Maybe there's a better way for agencies to get good data that doesn't involve cleaning it up themselves.
As Nextgov reported recently, the federal government spends upward of $100 billion on information technology each year. The General Services Administration partnered with the Office of Management and Budget and has released a request for information regarding “software solutions that can efficiently aggregate and analyze data across the federal enterprise,” with a goal of giving government leaders and buyers a better understanding of how that money is being spent.
Let me offer an alternative approach. The information in the Federal Procurement Data System has long been viewed as ... what word shall I use? “Unreliable?" “Useless?" Agencies are always behind in entering information updates. Data entry and integrity are left to low-level clerks. Information is input from hundreds or perhaps thousands of buying centers from around the country and the world. Contractor company names are entered with different spellings and acronyms and abbreviations. FPDS was often used—even by senior procurement executives—as a prime example of “garbage in, garbage out.” My days in government are long past, so these observations may be dated. But I would still argue that this matter is as much a data integrity and data quality/timeliness issue as it is a data aggregation/data analysis issue.
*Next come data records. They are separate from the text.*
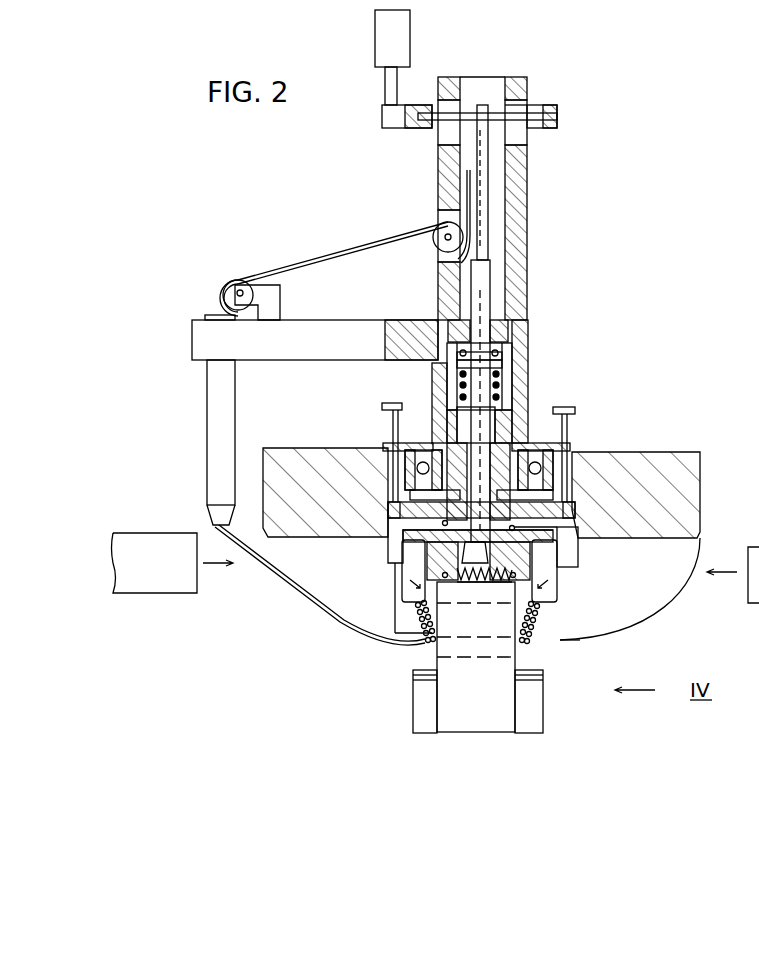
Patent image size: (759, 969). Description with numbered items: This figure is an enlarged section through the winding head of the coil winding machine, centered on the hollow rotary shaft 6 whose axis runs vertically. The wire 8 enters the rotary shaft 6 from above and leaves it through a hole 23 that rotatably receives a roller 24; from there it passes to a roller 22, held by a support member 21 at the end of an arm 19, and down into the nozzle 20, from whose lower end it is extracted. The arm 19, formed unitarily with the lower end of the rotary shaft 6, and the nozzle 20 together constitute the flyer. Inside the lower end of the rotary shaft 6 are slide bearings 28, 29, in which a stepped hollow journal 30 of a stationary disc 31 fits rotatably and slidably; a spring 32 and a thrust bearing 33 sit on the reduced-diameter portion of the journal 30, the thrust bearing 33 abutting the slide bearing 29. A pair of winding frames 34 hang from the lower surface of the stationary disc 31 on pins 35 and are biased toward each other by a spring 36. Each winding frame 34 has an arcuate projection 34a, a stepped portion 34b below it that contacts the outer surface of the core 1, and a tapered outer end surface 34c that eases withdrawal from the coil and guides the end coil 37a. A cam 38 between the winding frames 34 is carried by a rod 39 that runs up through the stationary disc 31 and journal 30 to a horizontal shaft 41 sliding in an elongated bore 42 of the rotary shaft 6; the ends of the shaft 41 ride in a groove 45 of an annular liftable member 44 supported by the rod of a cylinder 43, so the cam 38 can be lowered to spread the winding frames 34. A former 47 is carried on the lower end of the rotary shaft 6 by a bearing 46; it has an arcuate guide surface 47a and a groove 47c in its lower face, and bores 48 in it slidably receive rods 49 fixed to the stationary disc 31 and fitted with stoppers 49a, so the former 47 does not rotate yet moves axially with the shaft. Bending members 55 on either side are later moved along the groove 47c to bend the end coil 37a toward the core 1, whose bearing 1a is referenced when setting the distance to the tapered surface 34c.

The core 1 is at (488, 730).
The bearing of the core 1a is at (413, 690).
The hollow rotary shaft 6 is at (527, 200).
The wire 8 is at (323, 262).
The arm 19 is at (325, 360).
The nozzle 20 is at (207, 408).
The support member 21 is at (280, 295).
The roller 22 is at (228, 290).
The hole 23 is at (438, 217).
The roller 24 is at (433, 237).
The slide bearing 28 is at (445, 423).
The slide bearing 29 is at (508, 330).
The stepped hollow journal 30 is at (500, 417).
The stationary disc 31 is at (388, 510).
The spring 32 is at (504, 388).
The thrust bearing 33 is at (504, 357).
The winding frame 34 is at (405, 595).
The arcuate projection 34a is at (463, 553).
The stepped portion 34b is at (505, 640).
The tapered surface 34c is at (420, 617).
The pin 35 is at (501, 542).
The spring 36 is at (467, 580).
The end coil 37a is at (533, 615).
The cam 38 is at (482, 553).
The rod 39 is at (488, 238).
The horizontal shaft 41 is at (522, 108).
The elongated bore 42 is at (527, 140).
The cylinder 43 is at (410, 30).
The annular liftable member 44 is at (558, 124).
The groove 45 is at (558, 114).
The bearing 46 is at (414, 468).
The former 47 is at (700, 452).
The arcuate guide surface 47a is at (660, 600).
The groove 47c is at (614, 617).
The bore 48 is at (568, 487).
The rod 49 is at (568, 470).
The stopper 49a is at (575, 412).
The bending member 55 is at (182, 593).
In my checkered post-government career, I headed INPUT (now Deltek). We used government data (from FPDS and other sources) as the foundation for our own systems and reports. But we put hundreds or, in some cases, thousands of staff hours into cleaning, checking, and validating that data before aggregating or analyzing it. At one point, we explored the option of developing a product line for government. We produced reports for chief information offices, chief acquisition offices and others that showed them how much they were spending, what were they spending it on, who they were buying from, what contract vehicles they were using to buy, and so on. They were astounded by the information. They hadn’t seen anything like it before. They found it useful and insightful. But they didn’t want to pay for it. Or perhaps they didn’t want to admit that while they were sitting on a treasure trove of data they hadn’t been able to utilize it to improve business operations.
Deltek has acquired several other companies besides INPUT over the years. And new firms with powerful data analytics tools have entered the market, firms like Bloomberg and Govini. So rather than buy software and tools, I suggest GSA and OMB buy products and reports where they can prescribe periodicity, coverage, ongoing versus special data runs, and so on. The key role of government should be to become a smarter and better buyer, not to become a data analytics firm. What say you?
Alan P. Balutis is a senior director and distinguished fellow at Cisco Systems, Inc.'s U.S. public sector.